Narasi

Bakmi Gang Kelinci: Harmoni Tiga Generasi dari Kerajaan Gang Kelinci

Bakmi Gang Kelinci: Harmoni Tiga Generasi dari Kerajaan Gang Kelinci

Jika ada tempat makan atau restoran, yang masih dijalankan oleh tiga generasi sekaligus secara bersamaan di Jakarta, tentu salah satunya adalah Bakmi Gang Kelinci Pasar Baru. Di sana kami melihat sebuah pemandangan mesra antara nenek, anak, dan cucu, yang bahu-membahu memasak dan melayani pelanggan.
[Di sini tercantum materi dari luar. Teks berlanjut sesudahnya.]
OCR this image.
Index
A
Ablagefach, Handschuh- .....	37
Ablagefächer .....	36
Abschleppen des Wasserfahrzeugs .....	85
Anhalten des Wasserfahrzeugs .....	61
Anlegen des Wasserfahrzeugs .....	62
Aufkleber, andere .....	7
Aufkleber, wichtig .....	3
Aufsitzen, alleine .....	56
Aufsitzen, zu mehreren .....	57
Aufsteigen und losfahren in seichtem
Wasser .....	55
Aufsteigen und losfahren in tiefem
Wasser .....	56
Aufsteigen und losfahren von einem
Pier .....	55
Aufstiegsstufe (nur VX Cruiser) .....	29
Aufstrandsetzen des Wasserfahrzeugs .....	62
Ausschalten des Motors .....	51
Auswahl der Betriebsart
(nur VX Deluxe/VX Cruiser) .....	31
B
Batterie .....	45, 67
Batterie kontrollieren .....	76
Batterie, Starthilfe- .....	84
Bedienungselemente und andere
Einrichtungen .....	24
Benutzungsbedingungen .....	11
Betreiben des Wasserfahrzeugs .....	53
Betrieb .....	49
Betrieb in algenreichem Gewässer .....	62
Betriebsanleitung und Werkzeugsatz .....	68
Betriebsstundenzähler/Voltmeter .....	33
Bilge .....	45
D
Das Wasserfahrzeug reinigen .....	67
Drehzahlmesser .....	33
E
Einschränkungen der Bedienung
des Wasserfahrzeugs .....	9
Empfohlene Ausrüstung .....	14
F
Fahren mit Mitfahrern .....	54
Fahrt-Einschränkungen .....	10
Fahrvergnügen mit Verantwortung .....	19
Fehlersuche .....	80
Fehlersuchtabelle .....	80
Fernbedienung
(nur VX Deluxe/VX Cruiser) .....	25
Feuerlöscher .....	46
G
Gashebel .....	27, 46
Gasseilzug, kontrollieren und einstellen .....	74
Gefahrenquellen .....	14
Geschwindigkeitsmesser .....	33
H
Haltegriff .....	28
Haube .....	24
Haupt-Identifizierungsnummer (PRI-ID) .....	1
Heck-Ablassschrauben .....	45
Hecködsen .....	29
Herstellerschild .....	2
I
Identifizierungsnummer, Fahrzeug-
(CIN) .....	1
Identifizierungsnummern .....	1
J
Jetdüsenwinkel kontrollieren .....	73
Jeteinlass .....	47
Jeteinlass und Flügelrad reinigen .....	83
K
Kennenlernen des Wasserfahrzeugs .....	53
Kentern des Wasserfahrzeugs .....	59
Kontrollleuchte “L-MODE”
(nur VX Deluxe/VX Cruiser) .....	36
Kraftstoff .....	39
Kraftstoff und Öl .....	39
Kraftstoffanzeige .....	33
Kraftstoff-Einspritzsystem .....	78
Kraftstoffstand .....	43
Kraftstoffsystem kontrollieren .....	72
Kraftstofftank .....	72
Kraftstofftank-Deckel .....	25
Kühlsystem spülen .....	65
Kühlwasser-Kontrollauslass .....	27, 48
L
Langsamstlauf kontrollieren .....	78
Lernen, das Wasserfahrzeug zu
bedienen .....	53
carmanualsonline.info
Harmoni dan keakraban tiga generasi yang ditampilkan mereka bukan sesuatu yang instan, atau bahkan polesan. Setidaknya, kami menduga hal tersebut lahir dari kompromi, kesabaran, serta keuletan dari seorang nenek bernama Lay Kwie Yin, yang selama 90 tahun dirinya hidup, hingga sekarang, masih tetap setia meramu bakmi dengan guratan wajah yang sumringah. Dia seperti tahu betul tugasnya di dunia adalah membuat santapan bakmi yang menyenangkan di lidah sekaligus mengenyangkan di perut. Lay Kwie Yin, layaknya representasi manusia yang benar-benar menikmati hidup, dan paham dengan takdirnya.

Kompromi dan kesabaran yang paling esensial dia lakukan, adalah saat dirinya harus mengganti nama, di era kebijakan pemerintah dekade 1960-an, yang diberlakukan untuknya dan kebanyakan warga keturunan Tionghoa, supaya mengganti nama. Lay Kwie Yin (90 tahun), mengganti namanya dengan Padmawati Dharmawan.

Kami memanggilnya dengan sapaan Oma, wajah yang sering didominasi dengan senyuman itu menemani kami berbincang di suatu sore, ketika pengunjung restoran Bakmi Gang Kelinci sudah tidak terlalu membludak. Kami juga ditemani anak bungsunya Oma, yaitu Kenny Sukiman (63 tahun).

Sepintas, melihat dari usia mereka berdua, kami kagum dengan trengginas dan masih sat-set-nya mereka dalam bekerja. Kenny bahkan berkelakar dengan serius, dirinya bekerja 361 hari dalam setahun, di mana empat hari sisanya baru dia gunakan untuk libur, karena itu Hari Raya Lebaran dan karyawannya harus mudik.

Kesabaran lain yang harus ditelan Oma adalah susah payahnya merintis usaha sejak tahun 1957, yang dimulai dengan gerobakan dan beberapa kali berpindah tempat. Dan kemudian puncaknya di tahun 1979, laksana mengunyah pil pahit berikutnya, tempat yang dia jadikan tumpuan untuk berjualan, diminta oleh orang tuanya untuk diberikan begitu saja kepada adik lelakinya.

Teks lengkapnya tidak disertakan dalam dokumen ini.